Sadly, whatever wit we found in the likes of Fargo and whatever cartoonish shenanigans we found in The Ladykillers are nowhere to be seen in Gambit. Sure the film opens with a Pink Panther-style cartoon credits sequence but what follows is astonishingly charmless. The humour involved lacks bite despite Alan Rickman doing a good job overall and both Firth and Diaz fall flat. Gambit has its amusing moments but it's never actually funny. An absurd 2D turn by Stanley Tucci attempts to steal the show with a part you would have given to Peter Sellers or Jack Lemmon back in the day but because the rest of the film fails to capture the overall atmosphere of that kind of farce, Tucci's performance just comes off as awkward.
The plot is also a bit of a mess.
First we get a subjective glimpse into what Firth's character intends to achieve through his little plan but soon enough we (and he) are sent hurling back to reality.
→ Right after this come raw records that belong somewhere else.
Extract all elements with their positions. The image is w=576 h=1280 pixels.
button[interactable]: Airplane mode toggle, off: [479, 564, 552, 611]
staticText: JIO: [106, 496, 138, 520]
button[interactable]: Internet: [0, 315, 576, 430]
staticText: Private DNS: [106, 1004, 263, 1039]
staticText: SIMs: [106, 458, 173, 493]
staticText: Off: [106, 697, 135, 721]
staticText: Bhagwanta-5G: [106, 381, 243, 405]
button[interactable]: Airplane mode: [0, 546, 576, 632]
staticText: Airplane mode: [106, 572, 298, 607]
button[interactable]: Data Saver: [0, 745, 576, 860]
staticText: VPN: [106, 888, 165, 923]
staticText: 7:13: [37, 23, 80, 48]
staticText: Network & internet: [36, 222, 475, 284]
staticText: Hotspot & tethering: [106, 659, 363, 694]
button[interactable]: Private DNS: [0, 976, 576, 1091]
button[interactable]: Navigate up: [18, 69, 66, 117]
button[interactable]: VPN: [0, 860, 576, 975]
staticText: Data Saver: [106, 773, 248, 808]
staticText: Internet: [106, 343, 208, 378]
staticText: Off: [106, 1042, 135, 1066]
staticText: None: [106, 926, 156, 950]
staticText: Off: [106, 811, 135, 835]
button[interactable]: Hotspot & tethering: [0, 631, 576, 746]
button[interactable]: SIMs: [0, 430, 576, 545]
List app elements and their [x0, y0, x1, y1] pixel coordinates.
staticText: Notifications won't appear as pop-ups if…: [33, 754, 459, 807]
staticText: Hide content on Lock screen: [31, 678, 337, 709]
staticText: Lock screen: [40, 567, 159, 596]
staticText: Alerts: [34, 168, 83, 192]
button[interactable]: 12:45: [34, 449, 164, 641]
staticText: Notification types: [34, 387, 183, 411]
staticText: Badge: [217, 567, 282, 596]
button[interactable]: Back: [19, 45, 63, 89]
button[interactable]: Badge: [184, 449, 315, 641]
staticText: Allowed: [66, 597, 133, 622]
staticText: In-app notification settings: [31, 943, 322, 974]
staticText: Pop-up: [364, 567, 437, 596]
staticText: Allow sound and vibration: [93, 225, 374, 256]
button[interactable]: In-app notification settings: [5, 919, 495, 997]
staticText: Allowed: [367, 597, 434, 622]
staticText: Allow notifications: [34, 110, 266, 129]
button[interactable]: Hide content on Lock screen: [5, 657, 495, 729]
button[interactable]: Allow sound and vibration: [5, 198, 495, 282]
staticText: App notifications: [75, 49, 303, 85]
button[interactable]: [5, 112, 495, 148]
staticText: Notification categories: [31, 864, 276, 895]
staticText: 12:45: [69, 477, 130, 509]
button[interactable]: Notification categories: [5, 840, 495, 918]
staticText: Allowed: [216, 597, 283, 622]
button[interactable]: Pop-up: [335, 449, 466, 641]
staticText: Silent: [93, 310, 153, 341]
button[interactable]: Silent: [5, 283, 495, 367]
A clever idea but one which makes little sense with the end "twist". Firth is presented to us as a bumbling goofball with an idea that's simply too big for him, he is deluded and never looks like might pull anything off. Then all of a sudden we're meant to buy the guy as some kind of mastermind. Which is weird because then what about that scene where he was trying to steal a Ming vase from the Savoy hotel by stupidly sneaking out a window with his pants down? Was that all intentional too?
I don't think the filmmakers knew what to make of this movie. Or they knew what they wanted and they just weren't sure about how to approach things. You needed better characters, better jokes, more style, a better score... just better everything.
As it stands, Gambit is a non-event. There are worse films out there, of course, but this is about as forgettable as a comedy can get. Considering the talent involved, this is a disappointment.